At the same time, British and American amateurs considered each
nation's national amateur championship a great plum. Meanwhile,
the USGA Executive Committee had been invited to Great Britain
for a series of meetings with the Royal and Ancient Golf Club
of St. Andrews Rules Committee. The meeting was to look at the
advisability of modifying various rules of the game. Among the
participants was George Herbert Walker, USGA President in 1920.
Upon the Executive Committee's return to the United States,
international team matches were discussed. The idea so appealed
to Walker that he soon presented a plan and offered to donate
a trophy. Mr. Walker had been a low handicap player and was a
keen advocate of the game. When the press dubbed the trophy the
Walker Cup, the name stuck.
In 1921, the USGA invited all golfing nations to send teams
to compete for the Cup, but no country was able to accept that
year. The Americans stuck to their mission, however, and William
C. Fownes, the 1910 U.S. Amateur champion, who had twice assembled
the amateur teams that played against Canada, rounded up a third
team in the spring of 1921 and took it to England. At Hoylake,
the American team defeated a British team, 9 and 3, in an informal
match the day before the British Amateur.
Early in 1922, the R & A announced that it would send a
team to compete for the Walker Cup at the National Golf Links
of America, Mr. Walker's home club, in Southampton, N.Y.
Originally, the competition was open to any country that might
care to challenge. The USGA invited all countries to compete.
Except for Great Britain, however, no other country was able
to accept.
Fownes was the American captain for the inaugural match and
his team consisted of Charles Evans Jr., Robert Gardner, U.S.
Amateur Champion Jesse Guilford, Robert T. Jones Jr., Max Marston,
Francis Ouimet, Jess Sweetser, and Rudolph Knepper, who did not
play.
Robert Harris was captain of the British side, and his players
were Cyril Tolley, Roger Wethered, Colin Aylmer, C.V.L. Hooman,
W.B. Torrance, John Caven, and W. Willis Mackenzie. Ernest Holderness,
the British Amateur Champion, was unable to make the trip.

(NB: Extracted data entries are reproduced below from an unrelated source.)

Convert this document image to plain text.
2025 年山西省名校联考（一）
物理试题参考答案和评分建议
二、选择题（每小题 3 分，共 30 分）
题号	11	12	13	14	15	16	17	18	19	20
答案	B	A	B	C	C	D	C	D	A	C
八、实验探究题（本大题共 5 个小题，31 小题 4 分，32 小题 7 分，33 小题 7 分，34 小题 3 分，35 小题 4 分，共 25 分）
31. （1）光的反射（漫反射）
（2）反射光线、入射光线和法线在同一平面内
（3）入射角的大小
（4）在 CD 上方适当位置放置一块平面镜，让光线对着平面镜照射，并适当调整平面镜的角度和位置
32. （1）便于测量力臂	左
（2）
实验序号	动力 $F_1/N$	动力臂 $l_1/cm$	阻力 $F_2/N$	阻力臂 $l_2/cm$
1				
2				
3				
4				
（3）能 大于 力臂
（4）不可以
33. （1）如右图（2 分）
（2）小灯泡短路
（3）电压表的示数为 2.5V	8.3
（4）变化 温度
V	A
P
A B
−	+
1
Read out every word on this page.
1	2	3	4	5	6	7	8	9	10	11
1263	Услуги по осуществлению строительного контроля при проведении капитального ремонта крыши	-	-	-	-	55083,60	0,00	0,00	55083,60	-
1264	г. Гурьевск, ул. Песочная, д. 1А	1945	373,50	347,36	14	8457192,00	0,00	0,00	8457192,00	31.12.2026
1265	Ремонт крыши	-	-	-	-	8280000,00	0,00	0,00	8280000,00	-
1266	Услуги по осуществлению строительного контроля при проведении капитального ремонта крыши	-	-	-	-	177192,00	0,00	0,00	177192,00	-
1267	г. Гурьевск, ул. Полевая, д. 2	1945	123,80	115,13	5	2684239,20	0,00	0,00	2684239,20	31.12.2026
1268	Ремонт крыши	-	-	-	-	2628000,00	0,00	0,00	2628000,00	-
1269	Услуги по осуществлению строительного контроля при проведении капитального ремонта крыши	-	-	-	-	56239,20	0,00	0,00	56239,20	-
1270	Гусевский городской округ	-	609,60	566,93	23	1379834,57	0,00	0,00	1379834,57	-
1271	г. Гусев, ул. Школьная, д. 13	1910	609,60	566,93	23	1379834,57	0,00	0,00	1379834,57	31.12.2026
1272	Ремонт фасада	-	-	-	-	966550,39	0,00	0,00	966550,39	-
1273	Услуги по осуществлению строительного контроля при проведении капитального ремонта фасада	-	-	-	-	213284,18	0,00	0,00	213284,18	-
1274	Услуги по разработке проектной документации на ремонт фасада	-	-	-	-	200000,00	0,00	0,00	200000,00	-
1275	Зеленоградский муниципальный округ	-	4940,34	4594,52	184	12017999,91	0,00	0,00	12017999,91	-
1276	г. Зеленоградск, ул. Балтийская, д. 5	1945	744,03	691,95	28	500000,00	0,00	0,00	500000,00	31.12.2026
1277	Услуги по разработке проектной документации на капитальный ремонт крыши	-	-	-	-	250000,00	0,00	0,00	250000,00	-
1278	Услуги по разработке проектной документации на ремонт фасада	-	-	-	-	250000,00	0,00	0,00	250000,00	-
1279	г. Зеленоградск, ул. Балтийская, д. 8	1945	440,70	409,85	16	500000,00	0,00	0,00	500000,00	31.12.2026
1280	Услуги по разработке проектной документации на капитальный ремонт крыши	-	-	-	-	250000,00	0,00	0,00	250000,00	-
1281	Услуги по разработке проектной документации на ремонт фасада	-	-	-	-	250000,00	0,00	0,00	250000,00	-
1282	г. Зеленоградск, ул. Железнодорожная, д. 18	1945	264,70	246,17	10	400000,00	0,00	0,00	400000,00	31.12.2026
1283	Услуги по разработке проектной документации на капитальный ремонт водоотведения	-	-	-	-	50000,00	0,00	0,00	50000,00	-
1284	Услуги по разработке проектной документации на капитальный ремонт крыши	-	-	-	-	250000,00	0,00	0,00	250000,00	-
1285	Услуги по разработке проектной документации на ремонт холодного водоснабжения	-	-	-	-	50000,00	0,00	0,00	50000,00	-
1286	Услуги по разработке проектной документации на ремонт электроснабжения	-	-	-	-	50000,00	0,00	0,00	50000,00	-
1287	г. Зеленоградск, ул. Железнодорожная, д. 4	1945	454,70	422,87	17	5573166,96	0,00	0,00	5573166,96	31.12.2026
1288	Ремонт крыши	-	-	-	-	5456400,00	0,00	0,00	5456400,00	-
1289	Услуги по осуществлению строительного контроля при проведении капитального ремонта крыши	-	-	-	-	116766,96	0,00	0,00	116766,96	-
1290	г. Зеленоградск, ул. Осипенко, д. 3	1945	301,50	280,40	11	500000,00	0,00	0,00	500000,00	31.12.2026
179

Bernard Darwin, the golf writer of The Times of London, had
accompanied the team and wound up playing in the Match. When
Harris fell ill, Darwin was invited to compete in his place and
serve as playing captain. He defeated Fownes, 3 and 1.The American
team, however, prevailed, winning the first Walker Cup Match,
8 to 4.
Until recent years, the United States clearly dominated the
series, but the number of American victories never clouded the
true purpose of the Walker Cup Match. A much higher value has
been placed upon the series as a medium of international friendship
and understanding between the R & A and the USGA.
Alternating between sites in the United States and Great Britain,
the Match is usually scheduled so that visiting teams can also
participate in the Amateur Championship of the host country.
The Match was played on an annual basis until 1924, when it
was decided that the financial strain of annual encounters was
too severe. It was also believed that interest might drop if
the matches were played too frequently. A decision was made to
meet in alternate years.
The series was interrupted by World War II after the 1938 Match
at St. Andrews, Scotland. When the Match resumed, in 1947, St.
Andrews was again selected as the site. Under norm peacetime
conditions, the Match would have been played in the United States,
but postwar economic conditions would have made the trip difficult
for the British. The United States leads the series, 31-5-1.